Tümgeneral yanılmıştı.

Her şey gözünün önündeyken, nasıl olmuştu da öyle bir karar vermişti?

Savaş bittikten sonra, olan biteni soruşturma komisyonuna anlattı.

2.

9 Ocak 2007’de, Steve Jobs dünyayı ilk iPhone’la tanıştırdıktan birkaç saat sonra, Stuart Dredge isimli gazetecinin yanında tesadüfen çok önemli bir isim vardı.

Dredge, dünyanın en büyük tüketici elektroniği fuarı olan CES’i takip ediyordu ve yanında, Nokia’nın cep telefonu operasyonlarından sorumlu başkan yardımcısı Pekka Pohjakallio oturuyordu.

Nokia o günlerde, dünyanın cep telefonu kralı ve tartışmasız pazar lideriydi.

Gazeteci Dredge, başkan yardımcısı Pohjakallio’ya, Jobs’ın birkaç saat önce dünyaya gösterdiği iPhone’dan haberi olup olmadığını sordu.

Pohjakallio gazeteciye, tüm sabahını Apple etkinliğindeki Nokia “casuslarından” gelen SMS’leri ve e-postaları okuyarak geçirdiğini söyledi.

Gazeteci biraz daha kurcalayıp iPhone hakkında ne düşündüğünü sordu.

Başkan yardımcısı, Nokia’nın o günlerde amiral gemisi olan N serisini anlatmaya başlayarak, Apple’ın iPhone hamlesini yorumladı.

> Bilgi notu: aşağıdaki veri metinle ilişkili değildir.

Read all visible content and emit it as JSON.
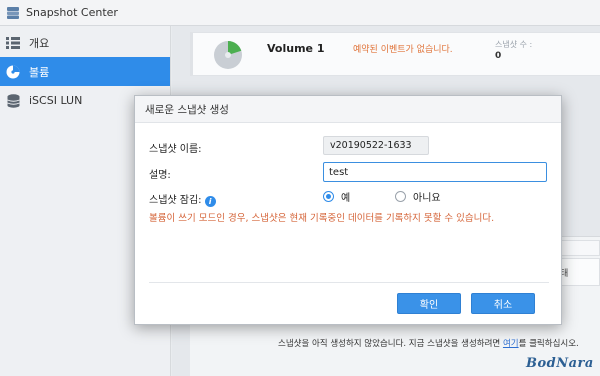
{
  "app": {
    "title": "Snapshot Center"
  },
  "sidebar": {
    "items": [
      {
        "label": "개요",
        "icon": "overview-icon"
      },
      {
        "label": "볼륨",
        "icon": "volume-icon",
        "active": true
      },
      {
        "label": "iSCSI LUN",
        "icon": "iscsi-lun-icon"
      }
    ]
  },
  "main": {
    "volume": {
      "name": "Volume 1",
      "status": "예약된 이벤트가 없습니다.",
      "count_label": "스냅샷 수 :",
      "count": "0"
    },
    "column_header": "태",
    "note_prefix": "스냅샷을 아직 생성하지 않았습니다. 지금 스냅샷을 생성하려면 ",
    "note_link": "여기",
    "note_suffix": "를 클릭하십시오."
  },
  "dialog": {
    "title": "새로운 스냅샷 생성",
    "name_label": "스냅샷 이름:",
    "name_value": "v20190522-1633",
    "desc_label": "설명:",
    "desc_value": "test",
    "lock_label": "스냅샷 잠김:",
    "lock_options": [
      {
        "label": "예",
        "selected": true
      },
      {
        "label": "아니요",
        "selected": false
      }
    ],
    "warning": "볼륨이 쓰기 모드인 경우, 스냅샷은 현재 기록중인 데이터를 기록하지 못할 수 있습니다.",
    "confirm_label": "확인",
    "cancel_label": "취소"
  },
  "watermark": "BodNara",
  "colors": {
    "accent": "#2f8ce9",
    "warning": "#d5653a",
    "volume_used": "#4caf50"
  }
}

Belki de tarihe geçmesi gereken, ama kıyıda köşede unutulmuş bir yorum. Nokia’nın cep telefonlarından sorumlu başkan yardımcısı, iPhone’un dünyaya tanıtıldığı gün, şöyle diyor:

"N serisinde biz iyi bir deneyimle multimedya dünyasını tek bir cihazda kullanılabilir hale getirdik. Şimdi Apple da geldi. Bazı şeyleri farklı yapmış olsalar da temelde bizimle aynı şeyi söylüyorlar.

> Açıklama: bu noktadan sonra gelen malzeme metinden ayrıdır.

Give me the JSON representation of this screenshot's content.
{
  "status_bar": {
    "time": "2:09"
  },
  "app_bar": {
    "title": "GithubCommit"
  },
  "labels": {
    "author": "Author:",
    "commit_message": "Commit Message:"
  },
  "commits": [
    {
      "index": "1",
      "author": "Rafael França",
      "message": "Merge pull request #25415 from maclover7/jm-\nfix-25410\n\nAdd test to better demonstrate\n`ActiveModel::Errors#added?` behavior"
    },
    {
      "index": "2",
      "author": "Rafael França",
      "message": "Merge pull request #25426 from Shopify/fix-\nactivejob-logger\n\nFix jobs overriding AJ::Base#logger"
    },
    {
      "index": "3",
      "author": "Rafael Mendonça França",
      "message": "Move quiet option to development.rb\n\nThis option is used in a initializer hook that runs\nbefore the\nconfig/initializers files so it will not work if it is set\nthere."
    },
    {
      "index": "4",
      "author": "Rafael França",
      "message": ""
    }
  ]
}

Bu bizim yaptığımızın da doğru olduğunu gösteriyor. Başkalarının da bunu yapması iyidir. Bu bizim için bir tehdit değil. Rekabet, en iyi performansımızı göstermemizi sağlar. Sonunda en iyi şirket kazanır."

Bu bizim için bir tehdit değil, demiş.

Başkan yardımcısı neler olacağının farkında değildi.

3.

İsrail’in birkaç gün önce, geçtiğimiz 6 Ekim’de de benzer bir istihbarat zafiyetiyle karşılaştığını dillendirenler var.

Nokia’nın başkan yardımcısını da denkleme koyduğumuzda, insan düşünüyor: Acaba bunlar kör mü?

İsrail askeri istihbaratının başındaki adam kör mü? Ya da Nokia’nın başkan yardımcısı?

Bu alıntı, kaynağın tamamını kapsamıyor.